A shift by PepsiCo from sodas to more healthy and low-calorie drinks crimped sales in the third quarter, even with strong snack sales pushing profits up 8% compared with last year.
PepsiCo has attempted to walk in step with American tastes, which potentially means less Pepsi and Mountain Dew.
CEO Indra Nooyi acknowledged Wednesday the company gave too much shelf space to its newer, low-calorie drinks and spent too much marketing them.
The transformation at PepsiCo will continue, but the company plans to return more of its focus to the brands that drive sales, including Pepsi and Mountain Dew, and it will promote them accordingly.

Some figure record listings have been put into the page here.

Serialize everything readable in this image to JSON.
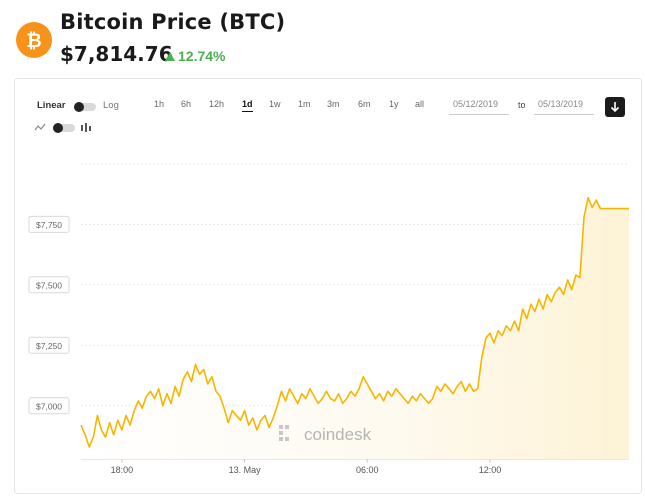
{
  "header": {
    "title": "Bitcoin Price (BTC)",
    "price": "$7,814.76",
    "change": "12.74%",
    "change_color": "#4caf50",
    "logo_color": "#f7931a",
    "logo_icon": "bitcoin-logo-icon"
  },
  "controls": {
    "scale_linear_label": "Linear",
    "scale_log_label": "Log",
    "ranges": [
      "1h",
      "6h",
      "1d",
      "1w",
      "1m",
      "3m",
      "6m",
      "1y",
      "all"
    ],
    "ranges_display": [
      "1h",
      "6h",
      "12h",
      "1d",
      "1w",
      "1m",
      "3m",
      "6m",
      "1y",
      "all"
    ],
    "active_range": "1d",
    "date_from": "05/12/2019",
    "to_label": "to",
    "date_to": "05/13/2019",
    "download_icon": "download-icon",
    "line_icon": "line-chart-icon",
    "candle_icon": "candlestick-icon"
  },
  "watermark": "coindesk",
  "chart_data": {
    "type": "area",
    "title": "",
    "xlabel": "",
    "ylabel": "",
    "x_tick_labels": [
      "18:00",
      "13. May",
      "06:00",
      "12:00"
    ],
    "y_tick_labels": [
      "$7,000",
      "$7,250",
      "$7,500",
      "$7,750"
    ],
    "y_ticks": [
      7000,
      7250,
      7500,
      7750
    ],
    "ylim": [
      6780,
      8020
    ],
    "x_unit": "hours since 12 May 16:00",
    "xlim": [
      0,
      26.8
    ],
    "x_ticks": [
      2,
      8,
      14,
      20
    ],
    "grid": true,
    "line_color": "#f7b500",
    "fill_color": "#fdf3d6",
    "series": [
      {
        "x": [
          0,
          0.2,
          0.4,
          0.6,
          0.8,
          1.0,
          1.2,
          1.4,
          1.6,
          1.8,
          2.0,
          2.2,
          2.4,
          2.6,
          2.8,
          3.0,
          3.2,
          3.4,
          3.6,
          3.8,
          4.0,
          4.2,
          4.4,
          4.6,
          4.8,
          5.0,
          5.2,
          5.4,
          5.6,
          5.8,
          6.0,
          6.2,
          6.4,
          6.6,
          6.8,
          7.0,
          7.2,
          7.4,
          7.6,
          7.8,
          8.0,
          8.2,
          8.4,
          8.6,
          8.8,
          9.0,
          9.2,
          9.4,
          9.6,
          9.8,
          10.0,
          10.2,
          10.4,
          10.6,
          10.8,
          11.0,
          11.2,
          11.4,
          11.6,
          11.8,
          12.0,
          12.2,
          12.4,
          12.6,
          12.8,
          13.0,
          13.2,
          13.4,
          13.6,
          13.8,
          14.0,
          14.2,
          14.4,
          14.6,
          14.8,
          15.0,
          15.2,
          15.4,
          15.6,
          15.8,
          16.0,
          16.2,
          16.4,
          16.6,
          16.8,
          17.0,
          17.2,
          17.4,
          17.6,
          17.8,
          18.0,
          18.2,
          18.4,
          18.6,
          18.8,
          19.0,
          19.2,
          19.4,
          19.6,
          19.8,
          20.0,
          20.2,
          20.4,
          20.6,
          20.8,
          21.0,
          21.2,
          21.4,
          21.6,
          21.8,
          22.0,
          22.2,
          22.4,
          22.6,
          22.8,
          23.0,
          23.2,
          23.4,
          23.6,
          23.8,
          24.0,
          24.2,
          24.4,
          24.6,
          24.8,
          25.0,
          25.2,
          25.4,
          25.6,
          25.8,
          26.0,
          26.2,
          26.4,
          26.6,
          26.8
        ],
        "values": [
          6920,
          6880,
          6830,
          6870,
          6960,
          6900,
          6870,
          6930,
          6880,
          6940,
          6900,
          6960,
          6920,
          6980,
          7020,
          6990,
          7040,
          7060,
          7030,
          7070,
          7000,
          7050,
          7010,
          7080,
          7040,
          7110,
          7140,
          7100,
          7170,
          7130,
          7150,
          7090,
          7120,
          7060,
          7040,
          6990,
          6930,
          6980,
          6960,
          6940,
          6980,
          6920,
          6950,
          6900,
          6940,
          6960,
          6910,
          6950,
          7000,
          7060,
          7020,
          7070,
          7040,
          7010,
          7050,
          7030,
          7070,
          7040,
          7010,
          7030,
          7060,
          7030,
          7020,
          7050,
          7010,
          7030,
          7060,
          7040,
          7070,
          7120,
          7090,
          7060,
          7030,
          7050,
          7020,
          7060,
          7040,
          7070,
          7050,
          7030,
          7010,
          7040,
          7020,
          7050,
          7030,
          7010,
          7030,
          7080,
          7060,
          7090,
          7070,
          7050,
          7080,
          7100,
          7060,
          7090,
          7060,
          7070,
          7200,
          7280,
          7300,
          7260,
          7310,
          7290,
          7330,
          7310,
          7350,
          7310,
          7400,
          7360,
          7420,
          7390,
          7440,
          7400,
          7460,
          7430,
          7470,
          7490,
          7460,
          7520,
          7480,
          7540,
          7530,
          7780,
          7860,
          7820,
          7850,
          7815,
          7815,
          7815,
          7815,
          7815,
          7815,
          7815,
          7815
        ]
      }
    ]
  }
}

Nooyi also blamed the sales slump on cooler summer weather, which hurt Gatorade the most. Revenue from beverages in North America, PepsiCo’s biggest market, fell 3%.

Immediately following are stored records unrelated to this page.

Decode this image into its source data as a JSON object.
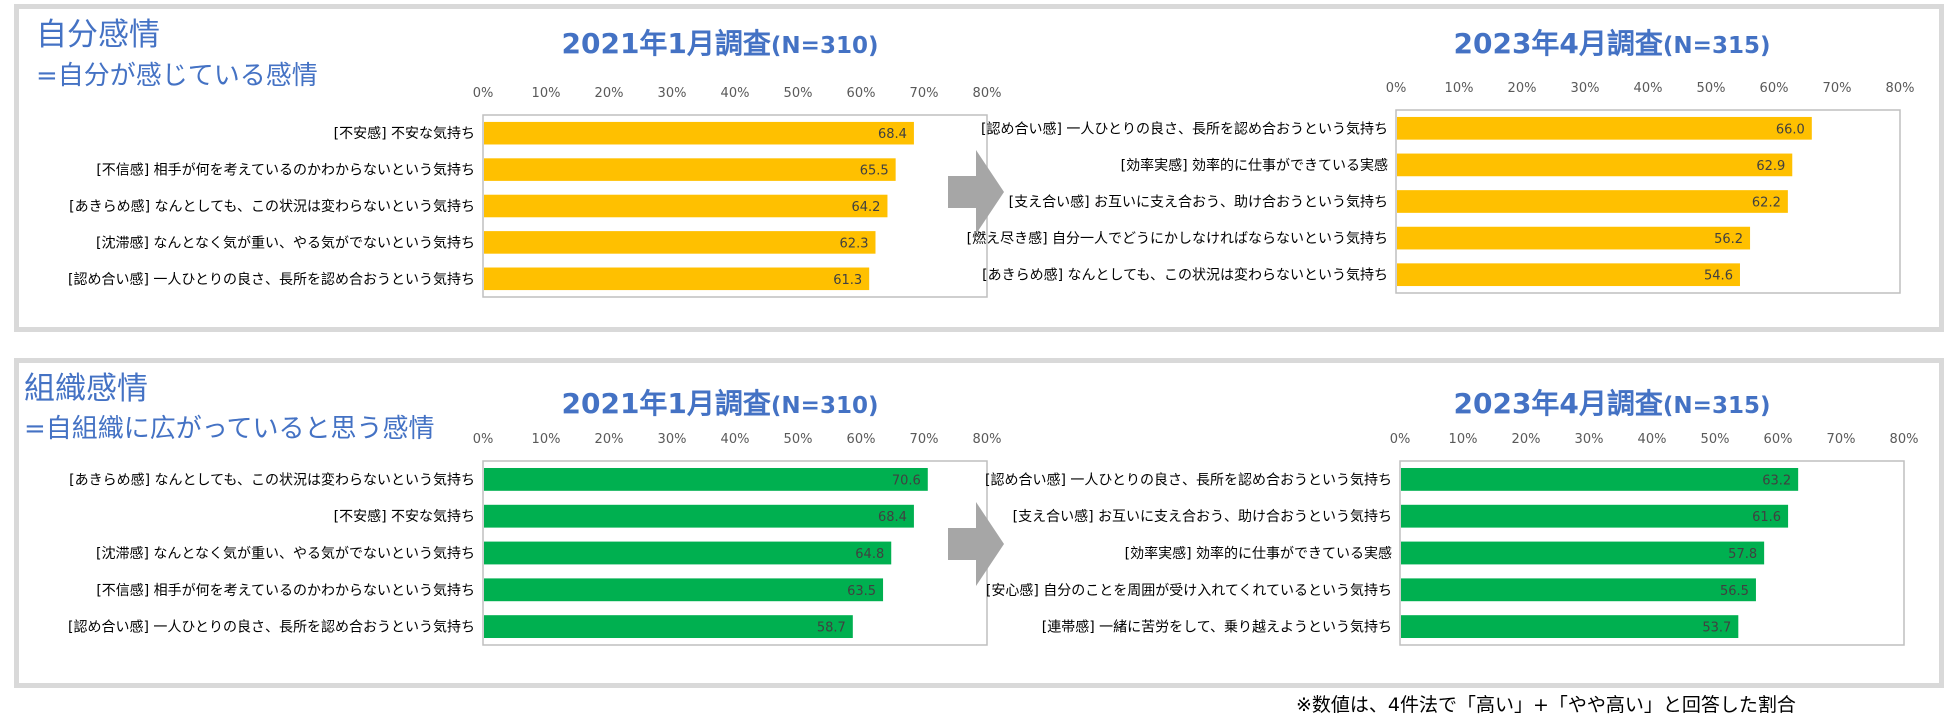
{
  "footnote": "※数値は、4件法で「高い」+「やや高い」と回答した割合",
  "colors": {
    "accent": "#4472c4",
    "bar_self": "#ffc000",
    "bar_org": "#00b050",
    "arrow": "#a6a6a6",
    "border": "#d9d9d9"
  },
  "sections": [
    {
      "title": "自分感情",
      "subtitle": "=自分が感じている感情",
      "bar_color": "#ffc000",
      "charts": [
        {
          "title": "2021年1月調査",
          "n_label": "(N=310)"
        },
        {
          "title": "2023年4月調査",
          "n_label": "(N=315)"
        }
      ]
    },
    {
      "title": "組織感情",
      "subtitle": "=自組織に広がっていると思う感情",
      "bar_color": "#00b050",
      "charts": [
        {
          "title": "2021年1月調査",
          "n_label": "(N=310)"
        },
        {
          "title": "2023年4月調査",
          "n_label": "(N=315)"
        }
      ]
    }
  ],
  "chart_data": [
    {
      "type": "bar",
      "orientation": "horizontal",
      "title": "2021年1月調査(N=310)",
      "categories": [
        "[不安感] 不安な気持ち",
        "[不信感] 相手が何を考えているのかわからないという気持ち",
        "[あきらめ感] なんとしても、この状況は変わらないという気持ち",
        "[沈滞感] なんとなく気が重い、やる気がでないという気持ち",
        "[認め合い感] 一人ひとりの良さ、長所を認め合おうという気持ち"
      ],
      "values": [
        68.4,
        65.5,
        64.2,
        62.3,
        61.3
      ],
      "xlim": [
        0,
        80
      ],
      "xticks": [
        "0%",
        "10%",
        "20%",
        "30%",
        "40%",
        "50%",
        "60%",
        "70%",
        "80%"
      ],
      "tick_position": "top",
      "grid": false,
      "legend": "none",
      "color": "#ffc000"
    },
    {
      "type": "bar",
      "orientation": "horizontal",
      "title": "2023年4月調査(N=315)",
      "categories": [
        "[認め合い感] 一人ひとりの良さ、長所を認め合おうという気持ち",
        "[効率実感] 効率的に仕事ができている実感",
        "[支え合い感] お互いに支え合おう、助け合おうという気持ち",
        "[燃え尽き感] 自分一人でどうにかしなければならないという気持ち",
        "[あきらめ感] なんとしても、この状況は変わらないという気持ち"
      ],
      "values": [
        66.0,
        62.9,
        62.2,
        56.2,
        54.6
      ],
      "xlim": [
        0,
        80
      ],
      "xticks": [
        "0%",
        "10%",
        "20%",
        "30%",
        "40%",
        "50%",
        "60%",
        "70%",
        "80%"
      ],
      "tick_position": "top",
      "grid": false,
      "legend": "none",
      "color": "#ffc000"
    },
    {
      "type": "bar",
      "orientation": "horizontal",
      "title": "2021年1月調査(N=310)",
      "categories": [
        "[あきらめ感] なんとしても、この状況は変わらないという気持ち",
        "[不安感] 不安な気持ち",
        "[沈滞感] なんとなく気が重い、やる気がでないという気持ち",
        "[不信感] 相手が何を考えているのかわからないという気持ち",
        "[認め合い感] 一人ひとりの良さ、長所を認め合おうという気持ち"
      ],
      "values": [
        70.6,
        68.4,
        64.8,
        63.5,
        58.7
      ],
      "xlim": [
        0,
        80
      ],
      "xticks": [
        "0%",
        "10%",
        "20%",
        "30%",
        "40%",
        "50%",
        "60%",
        "70%",
        "80%"
      ],
      "tick_position": "top",
      "grid": false,
      "legend": "none",
      "color": "#00b050"
    },
    {
      "type": "bar",
      "orientation": "horizontal",
      "title": "2023年4月調査(N=315)",
      "categories": [
        "[認め合い感] 一人ひとりの良さ、長所を認め合おうという気持ち",
        "[支え合い感] お互いに支え合おう、助け合おうという気持ち",
        "[効率実感] 効率的に仕事ができている実感",
        "[安心感] 自分のことを周囲が受け入れてくれているという気持ち",
        "[連帯感] 一緒に苦労をして、乗り越えようという気持ち"
      ],
      "values": [
        63.2,
        61.6,
        57.8,
        56.5,
        53.7
      ],
      "xlim": [
        0,
        80
      ],
      "xticks": [
        "0%",
        "10%",
        "20%",
        "30%",
        "40%",
        "50%",
        "60%",
        "70%",
        "80%"
      ],
      "tick_position": "top",
      "grid": false,
      "legend": "none",
      "color": "#00b050"
    }
  ]
}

“Our performance did lag the industry,” said Nooyi. “No question about it.”
Snacks offset some of those declining sales on the drink side, however.

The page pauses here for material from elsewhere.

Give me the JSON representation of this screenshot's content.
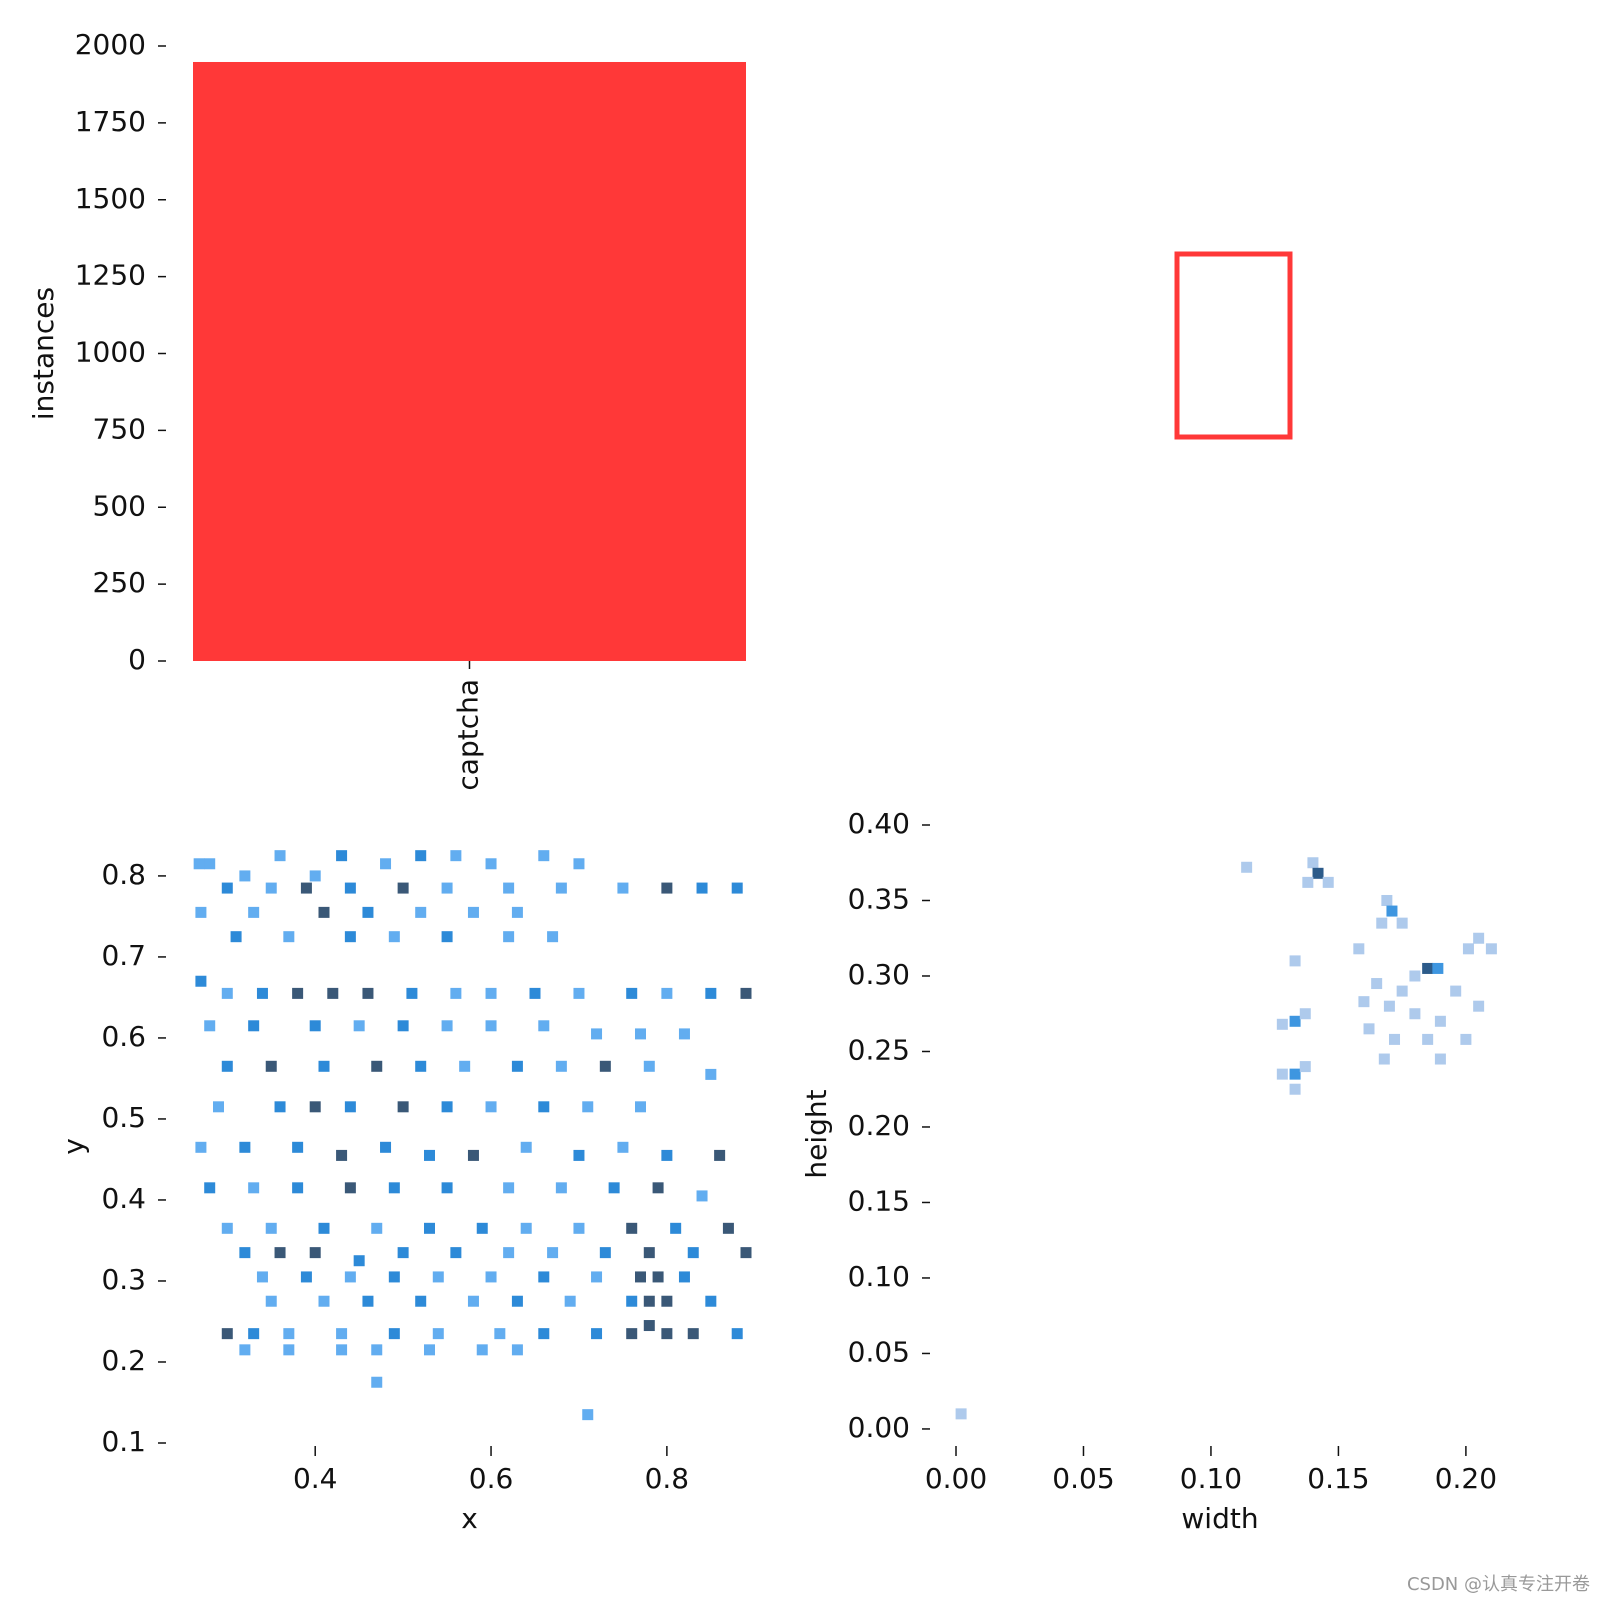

The North America Frito-Lay business rose 3% thanks to higher demand for its jalapeno-flavoured Cheetos and Ruffles chips. There is an “increasing desire for bold flavours” on which PepsiCo has been able to capitalize, Nooyi said.
The company reported net income of $2.14 billion in the 12 weeks ending Sept. 9. That compares with $1.99 billion in the same quarter a year ago.
Revenue rose 1% to $16.24 billion, short of the the $16.41 billion analysts had projected.